Police are continuing to fight drug crime on every level up and down the country, from shutting down major operations to seizing assets purchased with drug money.
And in a move to stamp out drug offending in the Bay of Plenty, police are fighting to seize $1.71 million worth of a Tauranga drug dealer's assets.
Items seized from Gary Read's property including cash, guns and drugs.
Police have applied to the High Court for the forfeiture of assets including cars, artworks and two Tauranga Homes of Gary Read.
Read was sentenced to 11 years and three months with a minimum non-parole period of five years back in August 2013.
He had pleaded guilty to 74 charges, including 71 counts of importing pseudoephedrine, possession of pseudoephedrine and methamphetamine for supply, participating in an organised criminal group and unlawful possession of a firearm in court on May 7, 2013.
In sentencing, Justice Kit Toogood said Read executed an enterprising and cunning operation by disguising the drugs and mailing them from Thailand to unwitting friends and family, including his daughter, in New Zealand.

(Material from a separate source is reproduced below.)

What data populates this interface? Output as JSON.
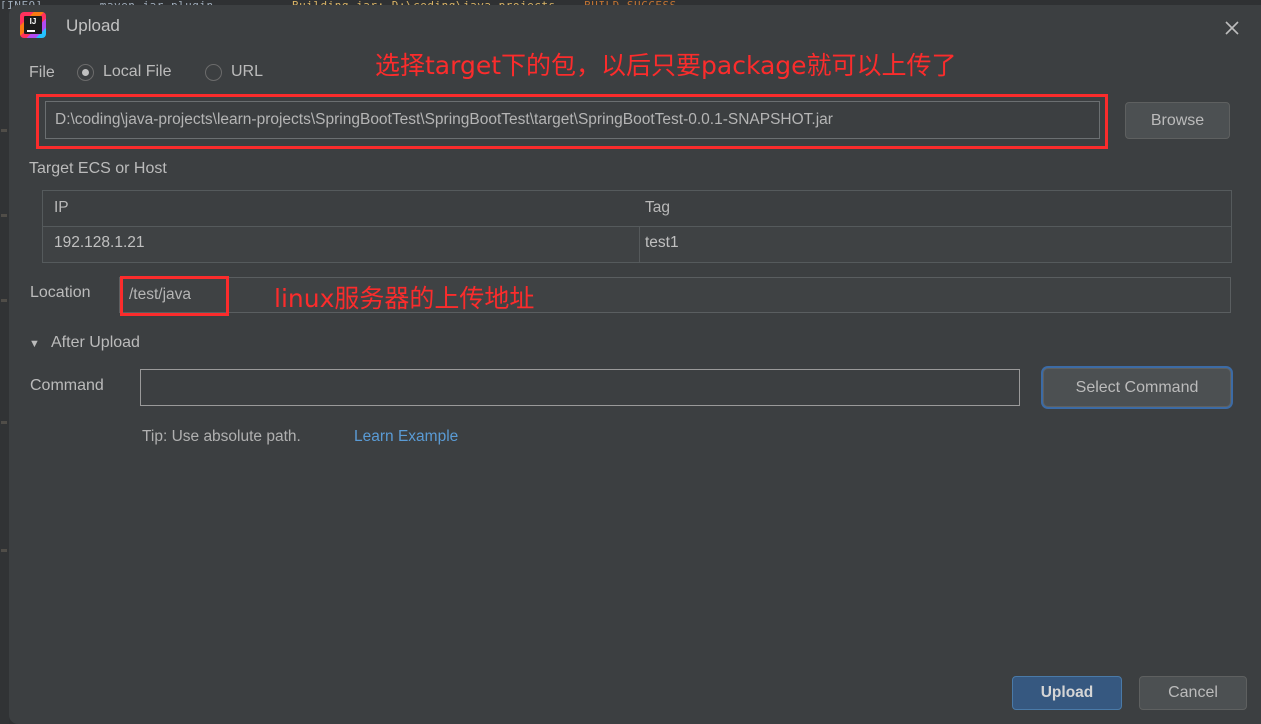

Read, who was the director of NZ Party Pills Ltd and Internet Sales Ltd, was arrested as part of an operation by the Organised and Financial Crime Agency (OFCANZ) in 2011.
The operation nabbed more than 300 people nationwide, including Read and two other Western Bay of Plenty people.
In September 2011 the Armed Offenders Squad raided Read's property and recovered 1.5kg of the precursor chemical pseudoephedrine, used to produce P.
Police said at the time Read was seen shortly before his arrest in a garden area near the intersection of 15th Avenue and Cameron Road.
Police later found a plastic container with seven ounce bags of a Class A drug with a street value of about $70,000 to $150,000.
Methamphetamine is worth around $700 a gram.
Detectives of the OFCANZ say more than 70 packages of pseudoephedrine were smuggled into NZ between June 2009 and September 2011.
Recently, around 700 cannabis plants were seized from an indoor growing operation in the North Island, while a further 600 drying plants and 70 mature plants were found in a garage when police executed a search warrant in Fielding.
Police Commissioner Mike Bush says drugs are a significant driver of crime in our communities and drug abuse and dependency does enormous harm.
'That's why Police, together with our partner agencies, work so hard to disrupt this trade and target the proceeds of the criminals who run it,” explains Mike.
'The Feilding seizure will prevent harm and help keep our communities safe.”